Here's an example of what I mean:

#ifdef __IPHONE_9_0
    some Swift code that works in Swift 2.0 but won't compile in Swift 1.2
#else
    some Swift code that works in Swift 1.2 but won't compile in Swift 2.0
#endif

Or a more concrete example:

public final class MessageParser : NSObject {

    #ifdef __IPHONE_9_0
    static let sharedHashtagRegex = try! NSRegularExpression(pattern:"(^|\\W)(#|\\uFF03)(\\w*\\p{L}\\w*)", options:[]);
    #else
    static let sharedHashtagRegex = NSRegularExpression(pattern:"(^|\\W)(#|\\uFF03)(\\w*\\p{L}\\w*)", options:nil, error:nil)!
    #endif

    // ...
}
Carlottacarlovingian answered 3/7, 2015 at 19:18 Comment(1)
"I have a single codebase that needs to be compatible with Xcode 7 beta and Xcode 6.4" It won't be. Forget it. These are two completely different versions of Swift (and of the Cocoa API); you can't possibly write Swift code that works for both.Subsonic
B
2

no, as Swift imposes all "define" path must compile. sorry but old good times of #ifdef are gone

Babcock answered 22/8, 2015 at 21:2 Comment(0)
G
1

The problem is not so uncommon. We see it every time when we are in the middle of a heavy code refactoring. What can you do? Use a versioning system, e.g. git.

With git:

Swift 1.2 (Xcode 6.4) - keep the old code at your master branch

Swift 2.0 (Xcode 7.0) - put the migrated code to a new branch, e.g. features/swift20.
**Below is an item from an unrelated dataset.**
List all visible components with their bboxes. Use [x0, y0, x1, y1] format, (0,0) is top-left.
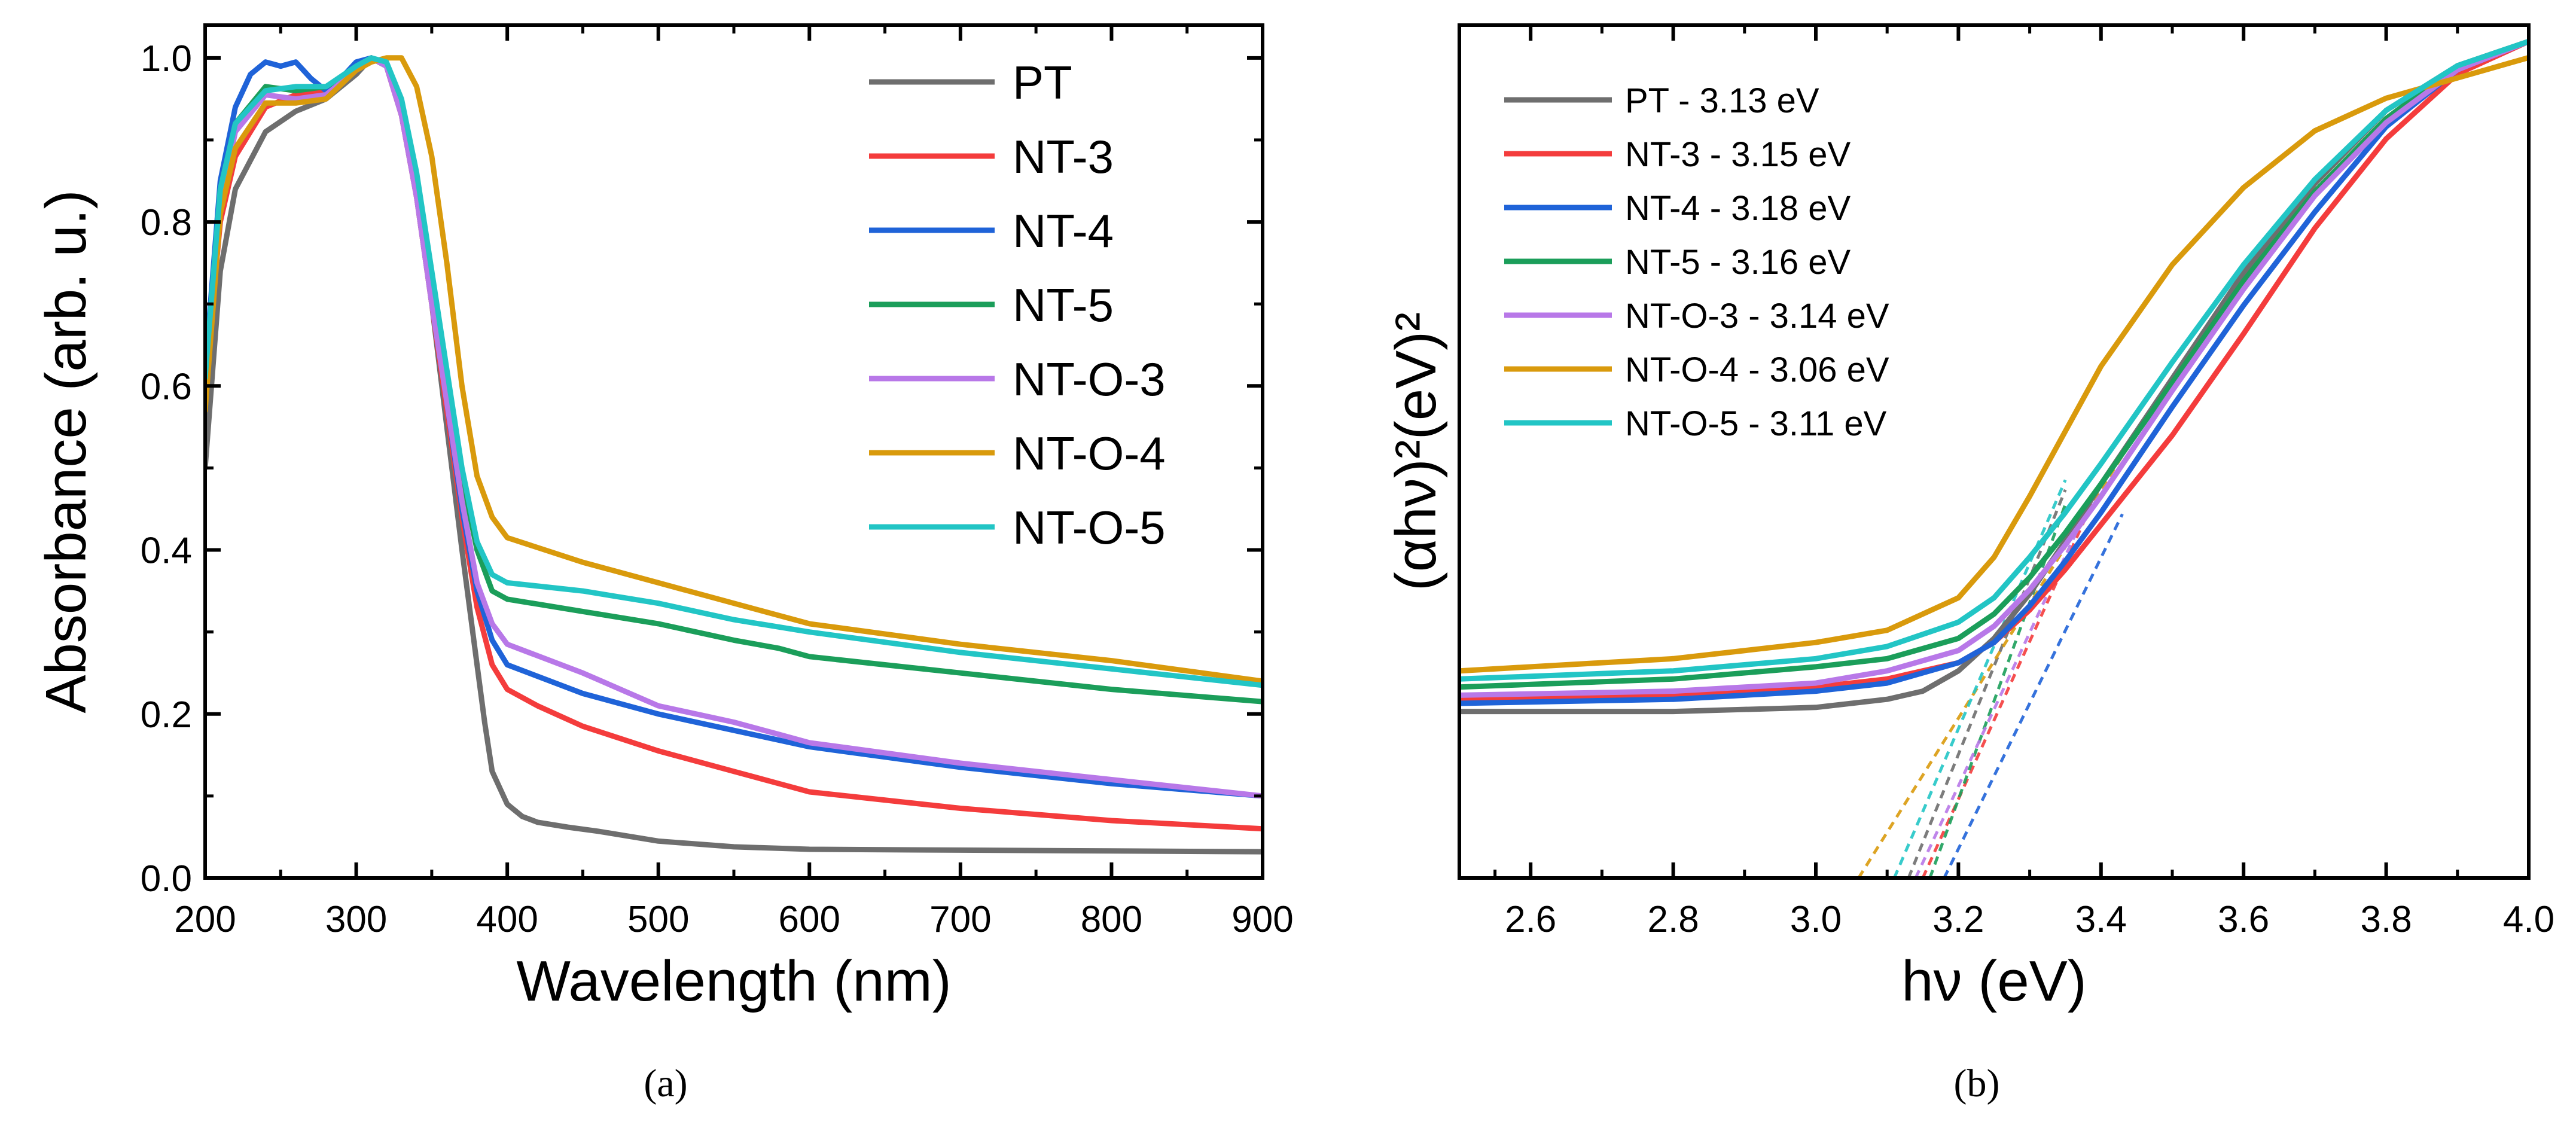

Now, for a while you will have to mantain two branches but that shouldn't be hard. You can add your changes to master and then merge them to features/swift20, solving all the collisions/migrations during the merge.

When Xcode 9 GM comes out, you can just merge features/swift20 into master because you won't need Swift 1.2 any more.